Tot slot wil ik nog een opmerking maken over de rol van de procureur-generaal, die ook de mogelijkheid krijgt om een herziening te vragen bij de Hoge Raad tegen de wil in van de betrokken veroordeelde. Dat wordt in de stukken eigenlijk alleen verdedigd met het argument "vorming van jurisprudentie". Ik vind dat argument mager, respectievelijk onvoldoende. Ik vraag de minister daar nog eens op te reageren en daarbij dan de vraag te betrekken wat er aan de orde zou zijn op civielrechtelijk en bestuursrechtelijk gebied. Ook daar zou een jurisprudentiebelang aan de orde kunnen zijn; de overheid zou er belang bij kunnen hebben dat er jurisprudentie ontstaat. Moet de procureur-generaal dan dadelijk de bevoegdheid krijgen om tegen de wil van twee civiele partijen een zaak bij de Hoge Raad voor herziening voor te dragen, teneinde jurisprudentie te creëren? Ik denk dat dit niet erg wenselijk is. Ik zie twee situaties waarin het in het strafrecht wel wenselijk is.
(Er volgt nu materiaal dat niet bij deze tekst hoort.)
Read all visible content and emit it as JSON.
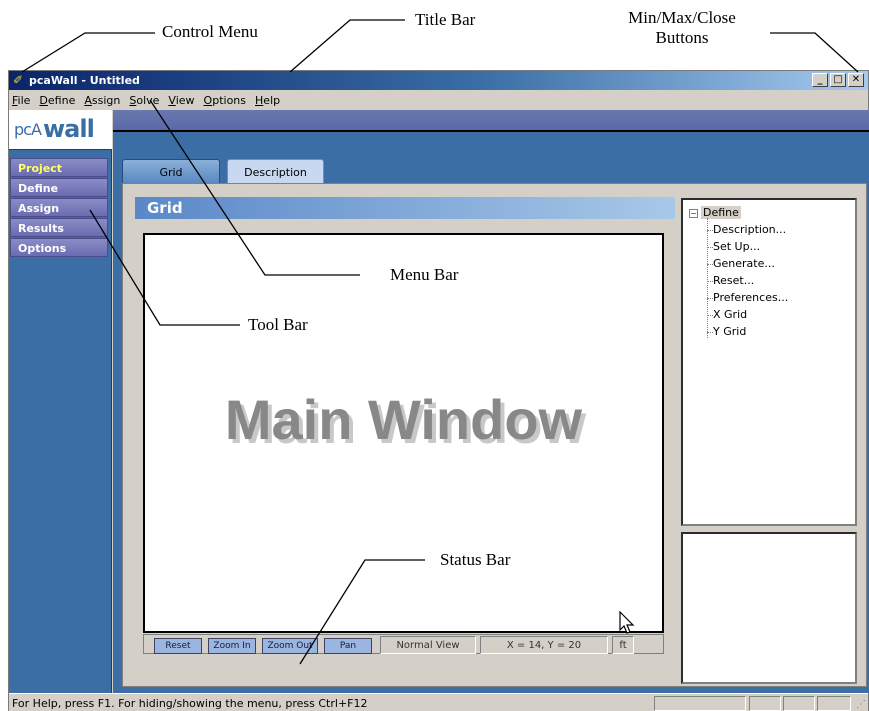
{
  "annotations": {
    "control_menu": "Control Menu",
    "title_bar": "Title Bar",
    "min_max_close_line1": "Min/Max/Close",
    "min_max_close_line2": "Buttons",
    "menu_bar": "Menu Bar",
    "tool_bar": "Tool Bar",
    "status_bar": "Status Bar"
  },
  "window": {
    "title": "pcaWall - Untitled",
    "buttons": {
      "minimize": "_",
      "maximize": "□",
      "close": "✕"
    }
  },
  "menu": [
    "File",
    "Define",
    "Assign",
    "Solve",
    "View",
    "Options",
    "Help"
  ],
  "logo": {
    "prefix": "pcA",
    "name": "wall"
  },
  "toolbar": [
    "Project",
    "Define",
    "Assign",
    "Results",
    "Options"
  ],
  "tabs": [
    "Grid",
    "Description"
  ],
  "grid_header": "Grid",
  "main_label": "Main Window",
  "tree": {
    "root": "Define",
    "expander": "−",
    "children": [
      "Description...",
      "Set Up...",
      "Generate...",
      "Reset...",
      "Preferences...",
      "X Grid",
      "Y Grid"
    ]
  },
  "canvas_status": {
    "buttons": [
      "Reset",
      "Zoom In",
      "Zoom Out",
      "Pan"
    ],
    "view_mode": "Normal View",
    "coords": "X = 14, Y = 20",
    "units": "ft"
  },
  "status_bar_text": "For Help, press F1. For hiding/showing the menu, press Ctrl+F12"
}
De eerste situatie is als er een arrest komt van het Europees Hof, terwijl de betrokkene nog in de gevangenis zit en bijvoorbeeld nog vijf jaar straf moet ondergaan. In dat geval is het belang van de Staat ermee gediend dat er herziening kan plaatsvinden, zelfs al zou de veroordeelde dat zelf niet willen, bijvoorbeeld doordat hij wilsonbekwaam is geworden. Er is dan een reëel belang voor de overheid om ook de procureur-generaal de mogelijkheid te bieden, herziening te vragen.
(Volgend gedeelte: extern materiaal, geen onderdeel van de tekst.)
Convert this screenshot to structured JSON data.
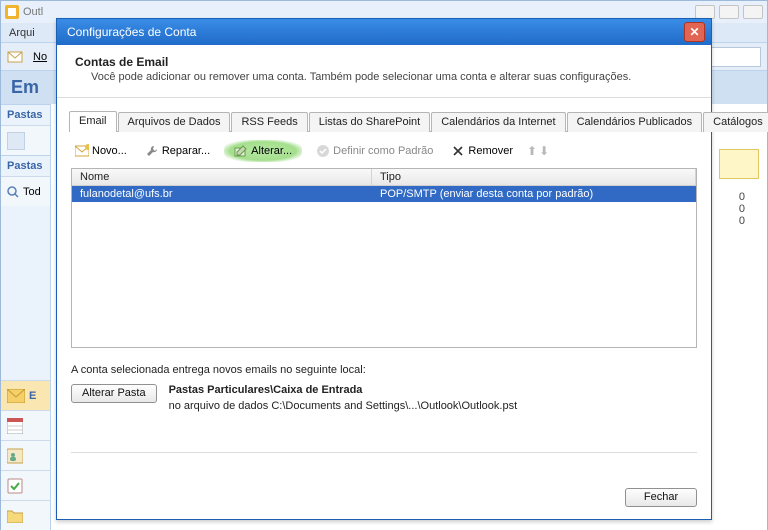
{
  "bg": {
    "title_prefix": "Outl",
    "menu": {
      "arquivo": "Arqui",
      "novo": "No"
    },
    "heading": "Em",
    "nav": {
      "pastas1": "Pastas",
      "pastas2": "Pastas",
      "tod": "Tod",
      "email": "E",
      "section_labels": [
        "",
        "",
        "",
        ""
      ]
    },
    "right_numbers": [
      "0",
      "0",
      "0"
    ]
  },
  "dialog": {
    "title": "Configurações de Conta",
    "header_title": "Contas de Email",
    "header_desc": "Você pode adicionar ou remover uma conta. Também pode selecionar uma conta e alterar suas configurações.",
    "tabs": {
      "email": "Email",
      "arquivos": "Arquivos de Dados",
      "rss": "RSS Feeds",
      "sharepoint": "Listas do SharePoint",
      "calint": "Calendários da Internet",
      "calpub": "Calendários Publicados",
      "catalogos": "Catálogos"
    },
    "toolbar": {
      "novo": "Novo...",
      "reparar": "Reparar...",
      "alterar": "Alterar...",
      "padrao": "Definir como Padrão",
      "remover": "Remover"
    },
    "list": {
      "col_name": "Nome",
      "col_type": "Tipo",
      "rows": [
        {
          "name": "fulanodetal@ufs.br",
          "type": "POP/SMTP (enviar desta conta por padrão)"
        }
      ]
    },
    "delivery": {
      "intro": "A conta selecionada entrega novos emails no seguinte local:",
      "btn": "Alterar Pasta",
      "location": "Pastas Particulares\\Caixa de Entrada",
      "file": "no arquivo de dados C:\\Documents and Settings\\...\\Outlook\\Outlook.pst"
    },
    "close_btn": "Fechar"
  }
}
De tweede situatie is dat de veroordeelde ervan zou kunnen afzien om herziening te vragen, maar intussen wel een schadevergoeding wil claimen in een civiele procedure. Ook dan heeft de Staat er een reëel belang om die herziening tegen de wil van de veroordeelde bij de Hoge Raad te kunnen aanvragen. Buiten deze casusposities vind ik dat het jurisprudentieargument onvoldoende overtuigt om te zeggen: de procureur-generaal moet ook die bevoegdheid hebben.

De heer Holdijk (SGP):

Voorzitter. Om te beginnen wil ik, als woordvoerder van de SGP-fractie en de fractie van de ChristenUnie, de minister graag geluk wensen met het feit dat hij bij zijn eerste kennismaking in hoedanigheid met deze Kamer een wetsvoorstel mag verdedigen dat, als de voortekenen niet bedriegen, op brede steun in deze Kamer mag rekenen. Er is al geruime tijd naar een wetsvoorstel in de geest zoals nu voorligt, uitgezien. De toenmalige rechter in het Europees Hof voor de Rechten van de Mens, de heer Martens, gaf in het Nederlands Juristenblad van 1991, meer dan tien jaar geleden, reeds een voorzet na de duidelijke vingerwijzing van de Hoge Raad in het arrest van 1 februari 1991.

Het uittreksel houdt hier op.